Regione Lombardia ha infatti messo sul piatto ben 14 milioni di euro destinati esclusivamente ad ammodernare le strutture sanitarie della provincia di Pavia.
Buona parte di questi fondi trasformerà il nostro Policlinico San Matteo in un vero e proprio polo tecnologico degno di un film di fantascienza, migliorando la vita di medici e, soprattutto, dei pazienti.
Ecco le novità che stanno per arrivare.
Addio vecchi vetrini: arriva la “Digital Pathology”
Partiamo dalla rivoluzione più affascinante, che cambierà per sempre il modo di fare le diagnosi: la Digital Pathology (patologia digitale).
Fino a ieri, il lavoro del patologo era legato al microscopio tradizionale e ai classici vetrini da analizzare uno a uno.
Presto al San Matteo arriveranno dei super scanner ad alta produttività e delle workstation di ultimissima generazione.
I campioni biologici verranno digitalizzati in altissima risoluzione, diventando immagini cliniche condivisibili sui computer in un click.
Questo significa diagnosi molto più rapide, la possibilità per i medici di consultarsi a distanza con i massimi esperti mondiali in tempo reale e, grazie all’aiuto dell’intelligenza artificiale, una precisione ancora maggiore nell’individuare le cure personalizzate.
Una nuova “Sala Ibrida” da oltre 6 milioni di euro
L’altro grande fiore all’occhiello di questo investimento è la realizzazione di una nuova sala operatoria ibrida, un gioiello tecnologico dal valore di oltre 6 milioni di euro.
Ma cos’è una sala ibrida? Immaginate una sala operatoria tradizionale che si fonde con una sala di radiologia avanzatissima.
Questo permette ai chirurghi di eseguire interventi complessi (soprattutto in campo cardiologico e neurochirurgico) avendo costantemente sotto gli occhi immagini 3D del corpo del paziente in tempo reale, senza doverlo spostare da un reparto all’altro.

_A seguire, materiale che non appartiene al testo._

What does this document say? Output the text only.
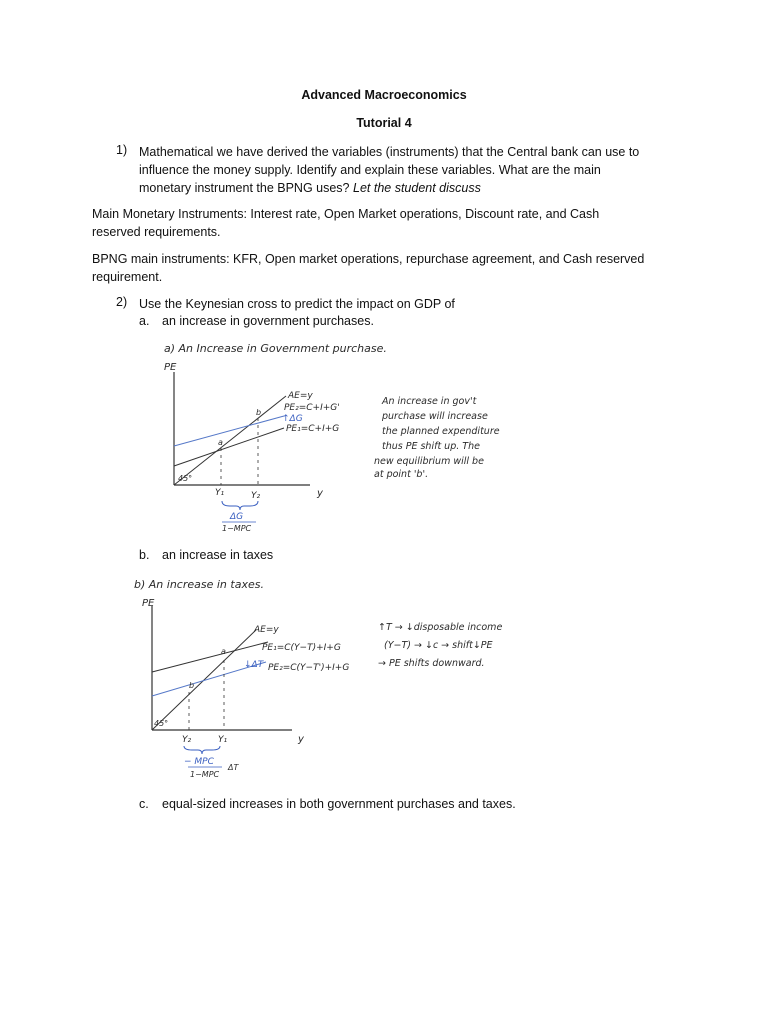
Advanced Macroeconomics
Tutorial 4
1) Mathematical we have derived the variables (instruments) that the Central bank can use to
influence the money supply. Identify and explain these variables. What are the main
monetary instrument the BPNG uses? Let the student discuss
Main Monetary Instruments: Interest rate, Open Market operations, Discount rate, and Cash
reserved requirements.
BPNG main instruments: KFR, Open market operations, repurchase agreement, and Cash reserved
requirement.
2) Use the Keynesian cross to predict the impact on GDP of
a. an increase in government purchases.
a) An Increase in Government purchase.
PE
y
45°
a
b
AE=y
PE₂=C+I+G'
↑ΔG
PE₁=C+I+G
Y₁	Y₂
ΔG
1−MPC
An increase in gov't
purchase will increase
the planned expenditure
thus PE shift up. The
new equilibrium will be
at point 'b'.
b. an increase in taxes
b) An increase in taxes.
PE
y
45°
a
b
AE=y
PE₁=C(Y−T)+I+G
↓ΔT PE₂=C(Y−T')+I+G
Y₂	Y₁
− MPC
1−MPC
ΔT
↑T → ↓disposable income
(Y−T) → ↓c → shift↓PE
→ PE shifts downward.
c. equal-sized increases in both government purchases and taxes.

Risultato? Operazioni più sicure, meno invasive e tempi di recupero molto più veloci.
Un orgoglio tutto pavese
Quando arrivano investimenti di questa portata è giusto sottolinearlo: il San Matteo si conferma un’eccellenza assoluta a livello nazionale.
Non si tratta solo di “comprare macchinari nuovi”, ma di cambiare radicalmente il modo di curare le persone, riducendo i tempi di attesa e aumentando la sicurezza.
Pavia si riscopre, ancora una volta, una capitale della medicina e dell’innovazione. Il futuro è già qui, ed è un bene per tutti noi!